Казачество значительно усилилось в последнее время. Трофеями они сильно прибарахлились, смогли вооружить, к тем воинам, что были, еще с пять тысяч. Это хорошо, что наладился контакт с казачеством, нет уже, ну или почти нет, грабежей и разбоя по Волге. Нельзя сказать, что казаки, вдруг, прониклись великодержавностью и стали верноподданными, нет, все не так, хотя чуточку и подобное присутствует: пропаганда работает на всех. Казаки видят удачу и выгоду, ну и силу, причастной к которой хотят быть. За два года на Дон все идут и идут обозы с трофеями, инвентарем, зерном. Коней набрали от поверженных ногайцев более пятнадцати тысяч, да овец захапали и сейчас вовсю продают на образовавшиеся текстильные мануфактуры шерсть.

Однако, я все равно намерен ставить казачество под реестр. Подобная мера позволит еще больше контролировать казаков, по крайней мере, иметь понятие, на что рассчитывать в вероятных конфликтах. Это сильно станет казне, но формирование служивого казачьего воинства многим больше даст пользы. А под реестр брать и желающих с Запорожья, подтачивая силу Гетманщины. Так же в перспективе создать кубанское казачество и оренбургское, пусть даже и нет пока такого города, как Оренбург.

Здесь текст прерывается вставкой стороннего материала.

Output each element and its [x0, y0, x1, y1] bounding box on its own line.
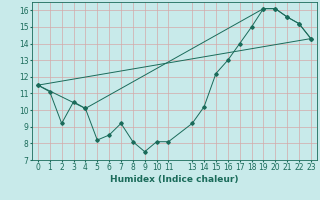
X-axis label: Humidex (Indice chaleur): Humidex (Indice chaleur) — [110, 175, 239, 184]
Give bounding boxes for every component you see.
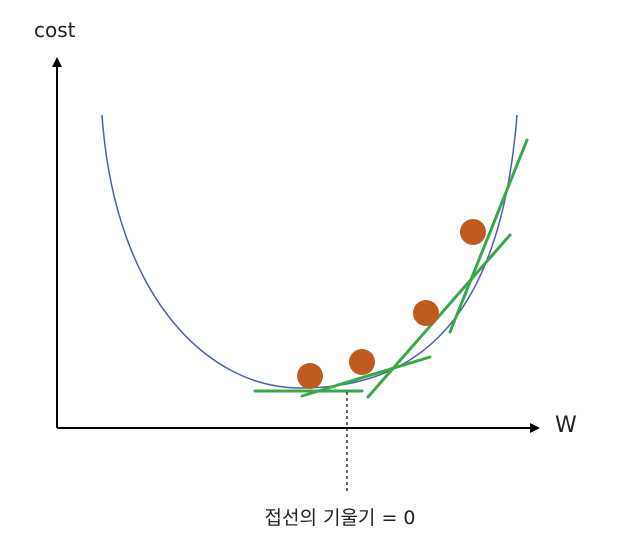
tangent-lines xyxy=(253,138,529,399)
tangent-line xyxy=(300,355,432,398)
tangent-line xyxy=(448,138,529,334)
points xyxy=(297,219,486,389)
tangent-line xyxy=(366,233,512,399)
point xyxy=(460,219,486,245)
point xyxy=(349,349,375,375)
x-axis-label: W xyxy=(555,413,577,438)
point xyxy=(413,300,439,326)
point xyxy=(297,363,323,389)
cost-curve xyxy=(101,114,518,389)
annotation: 접선의 기울기 = 0 xyxy=(264,507,415,529)
y-axis-label: cost xyxy=(34,18,76,42)
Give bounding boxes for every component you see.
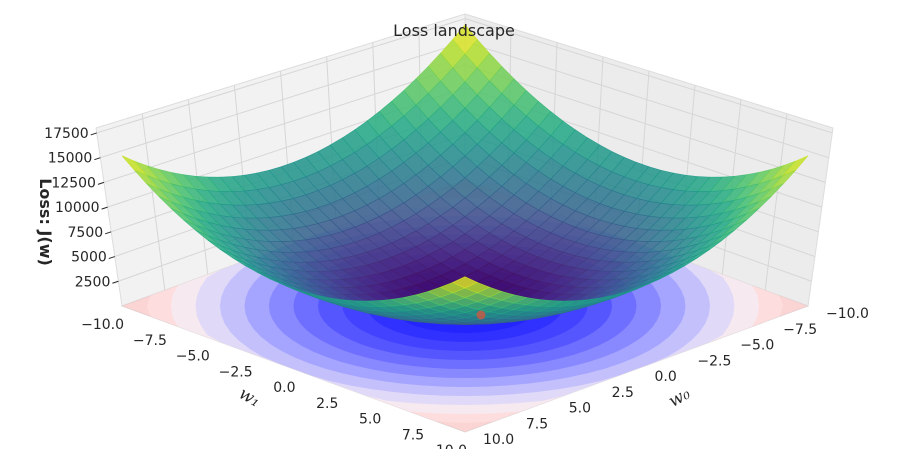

— Как мыслишь, Михаил Васильевич, повести себя с калмыками, башкирами, да с ногайскими мурзами? — спросил я.

— По своей воле не приму их в войско! — жестко отвечал Скопин-Шуйский. — Виделся я с ихними вожаками… Дикие, приказа слушать не станут. По нашим землям пойдут, так Батыево нашествие вспомним. Вот кассимовцы — иное, их приму. А это семь тысяч сабель, немалая сила.

— Ежели не станем их принимать в войско, не будут они нам союзные. Придется крепости ставить и супротив их. Ну а повяжемся кровью, да добычей поделимся, станет все так, как с кассимовцами, в чьей преданности сомнений нет. Так что придется принимать и башкир и калмыков, — высказал я свою волю и наступила пауза.

Ну-с, посмотрим пойдет ли Скопин-Шуйский против меня? И я прекрасно понимаю его позицию. Уже языковой барьер с кочевниками такой, что и приказа не отдашь, а переводчиков почитай и нет. Ну и есть ли вообще понимание дисциплины для этих воинов? Должно быть, но какое отношение будет к местным жителям? Придут такие кочевые товарищи на Киевщину и хана всем. И так народ бежит оттуда.